Kind of funny how worries over privacy are actually here of all places because, in Kurzweil’s vision anyway, the lines between people will be so negligible that their will inheritly be no privacy whatsoever…what else can you say when people can merge with eachothers thinking and possess all sorts of God-like abilites that further our capabilities and links to eachother?
Government abuse is an issue, no doubts there…the people must be as vigilant just as much as the Feds…however, I can understand how annoying it is for people to talk about “privacy” in the sense that they actually essentially feel they have some. i know it can seem like a hard thing to come to terms with….but again — this world is the one we will in and we’ve gotten so much by it becoming smaller and more social and that’s only going to continue…and in the grand scheme of things, all the more better for it.
by Mr.X
Nice to see you guys think being rude towards others is excellent.
Who said I talked about privacy?Who said everyone here agrees with everything Mr.Kurzweil believes?
If this kind of talk is allowed here, I ask if I can reciprocate (but it won’t be looking good, since you my opponent seems to lack any wit)?
by Gabriel
Peter Diamandis said this at one time — that we will become this “inter-connected part of the human race”, and when we are that connected and that capable, that the idea of going back the way you were and living off the grid…back to one biological brain and body, no longer merging with everywhere else, no longer having those God-like abilities (essentially, ironically, how we are right now)….it will be an unbearably lonely thought.
Personally, I find being that connected and that capable to be welcoming…more welcoming that superficial grandiose sense of privacy that I never really had in the first place.
by Mr.X
Maybe you have heard the term strawman?
by Mr.X
1.So you aren’t trying to be objective.
2.Maybe you should learn statistics etc and look up this incredibly high risk to die because of terrorism.Tell me, do you any society in which granting government these rights and similiar tools did not lead to the abuse of the latter?

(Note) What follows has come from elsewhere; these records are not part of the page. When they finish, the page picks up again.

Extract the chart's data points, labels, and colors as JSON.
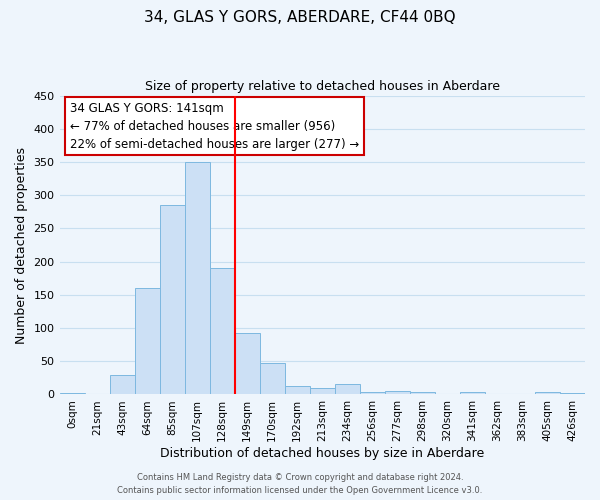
{
  "title": "34, GLAS Y GORS, ABERDARE, CF44 0BQ",
  "subtitle": "Size of property relative to detached houses in Aberdare",
  "xlabel": "Distribution of detached houses by size in Aberdare",
  "ylabel": "Number of detached properties",
  "bar_labels": [
    "0sqm",
    "21sqm",
    "43sqm",
    "64sqm",
    "85sqm",
    "107sqm",
    "128sqm",
    "149sqm",
    "170sqm",
    "192sqm",
    "213sqm",
    "234sqm",
    "256sqm",
    "277sqm",
    "298sqm",
    "320sqm",
    "341sqm",
    "362sqm",
    "383sqm",
    "405sqm",
    "426sqm"
  ],
  "bar_values": [
    2,
    0,
    30,
    160,
    285,
    350,
    190,
    93,
    48,
    13,
    10,
    16,
    4,
    5,
    4,
    0,
    3,
    0,
    0,
    3,
    2
  ],
  "bar_color": "#cce0f5",
  "bar_edge_color": "#7db8e0",
  "vline_x_index": 7.0,
  "vline_color": "red",
  "ylim": [
    0,
    450
  ],
  "yticks": [
    0,
    50,
    100,
    150,
    200,
    250,
    300,
    350,
    400,
    450
  ],
  "annotation_title": "34 GLAS Y GORS: 141sqm",
  "annotation_line1": "← 77% of detached houses are smaller (956)",
  "annotation_line2": "22% of semi-detached houses are larger (277) →",
  "annotation_box_color": "#ffffff",
  "annotation_box_edge": "#cc0000",
  "footer_line1": "Contains HM Land Registry data © Crown copyright and database right 2024.",
  "footer_line2": "Contains public sector information licensed under the Open Government Licence v3.0.",
  "grid_color": "#c8dff0",
  "background_color": "#eef5fc"
}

3.First, I am not worried, since I have no business in your country.Second, what you are saying is not true, your society isn’t exactly the pinaccle of freedom.
4.You said others who just expressed their suspicions towards authority should go live in the middle East.How am I to understand this?

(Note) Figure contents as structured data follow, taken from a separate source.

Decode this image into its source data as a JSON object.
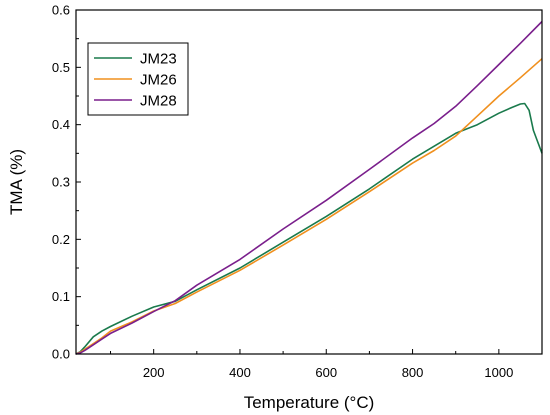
{
  "chart_data": {
    "type": "line",
    "title": "",
    "xlabel": "Temperature (°C)",
    "ylabel": "TMA (%)",
    "xlim": [
      20,
      1100
    ],
    "ylim": [
      0,
      0.6
    ],
    "xticks": [
      200,
      400,
      600,
      800,
      1000
    ],
    "yticks": [
      0.0,
      0.1,
      0.2,
      0.3,
      0.4,
      0.5,
      0.6
    ],
    "xtick_labels": [
      "200",
      "400",
      "600",
      "800",
      "1000"
    ],
    "ytick_labels": [
      "0.0",
      "0.1",
      "0.2",
      "0.3",
      "0.4",
      "0.5",
      "0.6"
    ],
    "grid": false,
    "legend_position": "top-left",
    "series": [
      {
        "name": "JM23",
        "color": "#1a7a4c",
        "x": [
          20,
          30,
          40,
          60,
          80,
          100,
          150,
          200,
          250,
          300,
          400,
          500,
          600,
          700,
          800,
          900,
          950,
          1000,
          1030,
          1050,
          1060,
          1070,
          1080,
          1090,
          1100
        ],
        "y": [
          0.0,
          0.004,
          0.012,
          0.03,
          0.04,
          0.048,
          0.066,
          0.082,
          0.092,
          0.112,
          0.15,
          0.195,
          0.24,
          0.288,
          0.34,
          0.385,
          0.4,
          0.42,
          0.43,
          0.436,
          0.437,
          0.425,
          0.39,
          0.37,
          0.35
        ]
      },
      {
        "name": "JM26",
        "color": "#f0901e",
        "x": [
          20,
          30,
          40,
          60,
          80,
          100,
          150,
          200,
          250,
          300,
          400,
          500,
          600,
          700,
          800,
          850,
          900,
          950,
          1000,
          1050,
          1100
        ],
        "y": [
          0.0,
          0.003,
          0.008,
          0.018,
          0.028,
          0.04,
          0.056,
          0.075,
          0.088,
          0.108,
          0.146,
          0.19,
          0.235,
          0.283,
          0.333,
          0.355,
          0.38,
          0.415,
          0.45,
          0.482,
          0.515
        ]
      },
      {
        "name": "JM28",
        "color": "#7a1f8c",
        "x": [
          20,
          30,
          40,
          60,
          80,
          100,
          150,
          200,
          250,
          300,
          400,
          500,
          600,
          700,
          800,
          850,
          900,
          950,
          1000,
          1050,
          1100
        ],
        "y": [
          0.0,
          0.002,
          0.006,
          0.016,
          0.026,
          0.036,
          0.054,
          0.074,
          0.093,
          0.12,
          0.165,
          0.218,
          0.268,
          0.322,
          0.377,
          0.402,
          0.432,
          0.468,
          0.505,
          0.542,
          0.58
        ]
      }
    ]
  }
}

5.Again, I do not believe in your checks and balances.
6,Hm.How do you explain the fact that your president can order you dead without second guessing?

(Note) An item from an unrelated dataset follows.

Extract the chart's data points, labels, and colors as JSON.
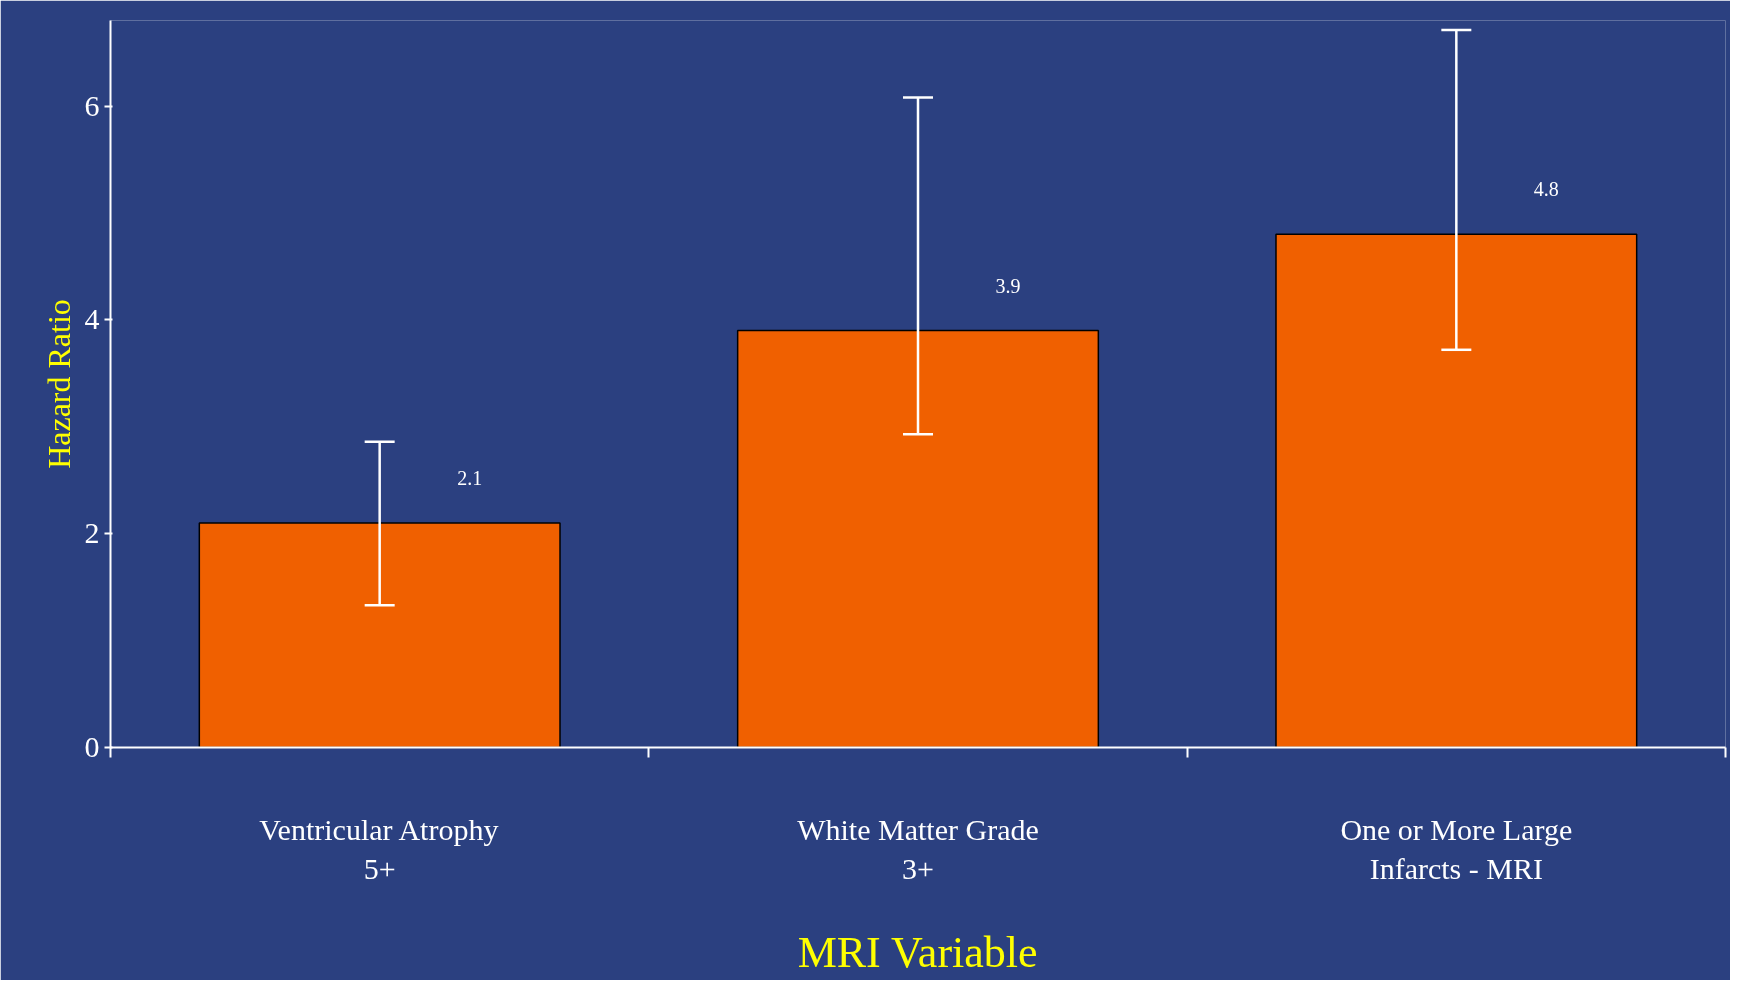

Where I live, people have been kidnapped by your government,So yes, I do not trust it.It’s historical track record (just like any other country) is not that great eather.Lincoln voted into office without a single southern vote, south forced to stay in the union.Military actions against larborers in the great depression.
Again, I probably know more about science than you, so stop referencing conspiracy theories.The fact that you, despite all the idiosyncracies of my English, did not even notice that I am no compatriot of yours, speaks volumes about your intellect.
Anyway, I have no need to be insulted by some self-rightous idiot.
Worrying about your intellectual capacity amounts to fantasizing, since there is none.Maybe you should stop ad-hominen attacks on those with whom you disagree, it only reinforces your tendency of emotionaly asserting your beliefs without checking them.
Have a nice day;)
Ps: Showering and getting a job?Seriously, stop these insults, boy.
by steve
Thank you for expanding on your earlier post, and confirming my suspicion that you are indeed a moron.